What Art Thou, Windows?
Love it or hate it, Microsoft Windows is a part of your life, at least in some way. It matters not if you personally use Linux or Macintosh. And unless you barter goods for services even if you don’t use Windows, Someone you are interacting with does. Even then, chances are they are using the venerable operating system.
It is a matter of future history that Windows 8 will land on planet Earth, and it will impact you. Let’s take a brief tour to see what is coming at you, one way or another.
The computers of yesteryear were character-based. Technically, we just didn’t have the spare machine power for a Graphical User Interface (GUI). Xerox had a research center known as PARC (Paolo Alto Research Center). They also had a small investment and a small computer company that sounded more like an orchard. They call themselves Apple Computer. At this research center, they daydreamed up things such as: the mouse, ethernet, and the GUI.
In the time period when Steve Jobs was considered a black sheep the Apple Board of Directors. He was ousted and worked on the NeXt computer. As CEO they had brought in the marketing maven John Scully, who wanted to go directly at IBM. IBM and Microsoft were in bed together. Bill Gates strong-armed Scully for licensing of GUI patents in exchange for MS office on the Mac.
Mr. Gates was having a fight with IBM over what to do with the next-generation operating system (OS/2), which included the GUI. The short story is IBM and Microsoft got a divorce. Windows sitting on top of a character-based operating system (DOS) stayed with Microsoft, while IBM got OS/2.

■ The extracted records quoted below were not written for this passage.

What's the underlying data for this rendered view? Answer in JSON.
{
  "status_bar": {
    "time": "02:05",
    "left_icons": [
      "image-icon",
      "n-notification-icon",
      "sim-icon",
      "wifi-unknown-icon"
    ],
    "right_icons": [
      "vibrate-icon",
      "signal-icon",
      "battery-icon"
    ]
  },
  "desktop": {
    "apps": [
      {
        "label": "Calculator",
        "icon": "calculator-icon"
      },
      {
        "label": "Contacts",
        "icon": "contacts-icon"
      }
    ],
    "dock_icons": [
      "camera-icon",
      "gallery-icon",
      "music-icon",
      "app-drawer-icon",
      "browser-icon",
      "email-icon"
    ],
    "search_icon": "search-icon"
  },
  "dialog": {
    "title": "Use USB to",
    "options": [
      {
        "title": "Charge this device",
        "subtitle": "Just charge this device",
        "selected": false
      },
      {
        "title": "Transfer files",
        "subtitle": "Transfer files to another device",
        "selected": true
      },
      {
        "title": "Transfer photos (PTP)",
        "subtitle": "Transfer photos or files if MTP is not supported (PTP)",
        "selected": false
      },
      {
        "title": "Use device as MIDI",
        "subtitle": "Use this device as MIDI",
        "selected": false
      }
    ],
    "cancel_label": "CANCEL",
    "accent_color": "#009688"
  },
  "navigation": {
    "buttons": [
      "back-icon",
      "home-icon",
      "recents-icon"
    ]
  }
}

With hardware technological advances growing by leaps and bounds Gates wanted out of the limitations of DOS. He snagged Dave Cutler from DEC (Digital Equipment Corporation) to work on NT. To this day Microsoft vigorously denies that stands for New Technology.
NT was created to address a multitude of issues with a DOS-based Windows. The two biggies being segmented memory, and the nonexistent security. Game programmers hated NT. The digital equivalent of checkpoint Charlie, every step of the way, crushed real-time game performance. Microsoft gadfly Alex St. John (an avid game developer in his spare time) solved that with DirectX.
In an effort to slide the consumer over, Microsoft released its last space Windows calling it Windows Me. It looked like NT-based Windows 2000 (really NT version 5) buying game developers a little more time to adopt DirectX. On the server-side Windows 2000 was the first iteration to adopt LDAP (Lightweight Directory Access Protocol). They called it Active Directory (AD).
Next came NT 5.1 which marketing called XP. It was the first time Microsoft offered Windows as either 32 or 64-bit code.
At this point Microsoft had a challenge. XP was carrying legacy code deep in its bowels from the mid-80s. A great deal of the tribal knowledge had either retired or died. They wanted to clean up NT’s act. The internally numbered NT 5.2 became the disaster known as Vista. While the effort was valiant, it broke a tone of applications. To make matters worse, they wanted to clean up the open door security that made it previously so easy to connect everything together. The challenge was it made it easy for the bad guys too. So Vista became a mother hen, are you sure? End users despised it.
So much so that when Windows 7 came along planet Earth was fearful of Vista: the sequel. That’s too bad because technically Windows 7 modernized security and had considerable improvements in everything from features to actually reducing resource needs by eliminating legacy garbage and have given time for application developers to catch up.
So here we said at the close of the year and Windows 8 is not even yet in beta. Yet there are some of us who have been living in Windows 8 since its release in late August 2011. The verdict?
So far Windows 8 looks like hot stuff. It’s resource needs are less than Windows 7. And they seem to be managing the impossible of addressing the demands of the desktop and a tablet-based computer. Microsoft is even going so far as to support the super low power processors known as ARM. Often these are found in smart phones and tablets.
Clearly they are looking to match Apple, which is merging OS X and IOS. OS X runs on desktops, while IOS is for iPhone, iPad, etc.
Microsoft claims that whatever runs on Win 7, it will run on Win 8. Overall, our experience of that has been true. Only a few applications have really choked. And it’s early in the game.
A word of warning to you. If you’re still on XP, plan for a complete reinstall. There will be no migration path. The underlying code has simply changed too much. It would be easier to convert your car from gasoline to diesel. If you’re thinking of staying on XP, think again. The operating system is over 10 years old, and has security issues that simply cannot be addressed. Forewarned is forearmed.